Глуповат он был с учителем канаться, вот в чем загвоздка, снова заговорил чужак. Он ведь тебе рассказывал, как украл учителя, когда тому было семь лет от роду. Пошел в город, выманил его со двора, привел сюда и окрестил. И что из этого вышло? А ничего. Учителю плевать, крещеный он или нет. Это его вообще не колышет. Плевать он хотел, искуплены его грехи или не искуплены, к чертям собачьим. Он тут пробыл четыре дня; ты – четырнадцать лет, а теперь тебе придется торчать тут до самой смерти. Сам же понимаешь, что он был просто чокнутый, продолжал он. Из учителя, вон, тоже хотел пророка сделать, только у того с головой все было в порядке. Взял и слинял.
Так за ним-то было кому приехать. Папаша приехал и отвез домой. А за мной и приехать некому.
Сам же учитель, сказал чужак, за тобой и приезжал и за свои труды получил пулю в ногу и чуть без уха не остался.
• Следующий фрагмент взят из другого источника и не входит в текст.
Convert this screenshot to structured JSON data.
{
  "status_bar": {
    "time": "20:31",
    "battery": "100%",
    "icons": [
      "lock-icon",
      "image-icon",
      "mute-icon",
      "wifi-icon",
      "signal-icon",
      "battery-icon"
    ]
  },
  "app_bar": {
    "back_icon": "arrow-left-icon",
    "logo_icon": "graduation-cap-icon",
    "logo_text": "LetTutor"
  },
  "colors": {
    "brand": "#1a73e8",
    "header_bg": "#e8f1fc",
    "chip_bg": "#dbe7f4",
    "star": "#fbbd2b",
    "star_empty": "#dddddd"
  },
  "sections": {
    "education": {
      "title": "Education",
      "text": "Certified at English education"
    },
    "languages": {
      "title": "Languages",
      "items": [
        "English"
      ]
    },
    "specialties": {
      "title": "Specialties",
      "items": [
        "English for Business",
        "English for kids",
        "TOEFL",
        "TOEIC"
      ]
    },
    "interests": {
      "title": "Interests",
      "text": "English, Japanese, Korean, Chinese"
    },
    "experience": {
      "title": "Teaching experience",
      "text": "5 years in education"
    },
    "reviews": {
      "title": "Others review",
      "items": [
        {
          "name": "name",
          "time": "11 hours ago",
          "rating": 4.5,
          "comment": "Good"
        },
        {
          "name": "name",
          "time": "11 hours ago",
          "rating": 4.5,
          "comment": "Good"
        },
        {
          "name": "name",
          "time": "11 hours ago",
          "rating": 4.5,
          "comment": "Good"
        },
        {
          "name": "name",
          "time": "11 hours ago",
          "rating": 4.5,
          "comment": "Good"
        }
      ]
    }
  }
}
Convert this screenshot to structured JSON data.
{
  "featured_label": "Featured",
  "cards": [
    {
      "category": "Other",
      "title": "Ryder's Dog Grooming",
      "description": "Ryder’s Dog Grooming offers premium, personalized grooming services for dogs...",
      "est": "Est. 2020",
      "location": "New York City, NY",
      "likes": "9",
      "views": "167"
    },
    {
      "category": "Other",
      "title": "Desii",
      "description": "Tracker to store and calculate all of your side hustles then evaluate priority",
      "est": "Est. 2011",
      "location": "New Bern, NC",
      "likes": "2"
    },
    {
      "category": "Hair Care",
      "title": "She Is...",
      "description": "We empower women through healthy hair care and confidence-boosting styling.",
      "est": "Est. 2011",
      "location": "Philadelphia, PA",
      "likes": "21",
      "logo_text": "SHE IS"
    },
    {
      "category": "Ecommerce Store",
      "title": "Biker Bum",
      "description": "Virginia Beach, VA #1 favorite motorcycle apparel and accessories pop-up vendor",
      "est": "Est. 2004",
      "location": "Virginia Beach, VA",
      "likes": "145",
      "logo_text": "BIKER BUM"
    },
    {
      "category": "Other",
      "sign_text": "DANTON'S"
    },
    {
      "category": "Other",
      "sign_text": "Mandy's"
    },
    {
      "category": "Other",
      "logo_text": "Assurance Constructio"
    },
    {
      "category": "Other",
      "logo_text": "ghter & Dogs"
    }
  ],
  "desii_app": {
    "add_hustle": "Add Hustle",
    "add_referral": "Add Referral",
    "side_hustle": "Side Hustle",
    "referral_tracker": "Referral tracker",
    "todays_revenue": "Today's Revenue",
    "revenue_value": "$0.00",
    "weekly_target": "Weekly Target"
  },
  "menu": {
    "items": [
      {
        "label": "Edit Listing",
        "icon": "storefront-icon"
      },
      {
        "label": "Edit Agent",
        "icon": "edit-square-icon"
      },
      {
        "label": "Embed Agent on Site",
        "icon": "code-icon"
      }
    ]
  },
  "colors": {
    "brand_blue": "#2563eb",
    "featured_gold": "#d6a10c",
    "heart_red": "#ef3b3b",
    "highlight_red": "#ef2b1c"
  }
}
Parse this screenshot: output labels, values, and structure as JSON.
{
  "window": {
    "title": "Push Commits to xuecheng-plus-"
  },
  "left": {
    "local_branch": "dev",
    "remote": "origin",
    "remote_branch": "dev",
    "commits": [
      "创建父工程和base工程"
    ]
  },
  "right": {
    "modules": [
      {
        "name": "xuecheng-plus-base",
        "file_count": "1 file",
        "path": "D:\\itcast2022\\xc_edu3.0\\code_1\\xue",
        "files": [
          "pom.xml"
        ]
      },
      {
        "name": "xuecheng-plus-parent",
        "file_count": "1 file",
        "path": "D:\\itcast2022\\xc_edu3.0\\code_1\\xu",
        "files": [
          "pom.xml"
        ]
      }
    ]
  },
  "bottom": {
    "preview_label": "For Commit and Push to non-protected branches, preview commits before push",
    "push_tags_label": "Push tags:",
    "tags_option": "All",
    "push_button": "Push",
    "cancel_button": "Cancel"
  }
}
Мне еще и года тогда не было, сказал Таруотер. Младенец не может сам встать и уйти. Но теперь-то ты не младенец, сказал его друг. Он все копал и копал, но могила, казалось, и не думала становиться глубже. Нет, вы только полюбуйтесь на этого великого пророка, ухмыльнулся чужак откуда-то из кружевной древесной тени. Ну-ка, напророчь мне что-нибудь. Вот только, знаешь, Господу и без тебя есть чем заняться. Он тебя в упор не замечает. Таруотер резко развернулся и стал копать с другой стороны, а голос продолжал звучать у него за спиной. Всякому пророку нужен какой-никакой слушатель. Если только ты не собираешься пророчить самому себе, поправился он; или иди, вон, окрести этого недоумка сопливого, добавил он голосом совершенно издевательским.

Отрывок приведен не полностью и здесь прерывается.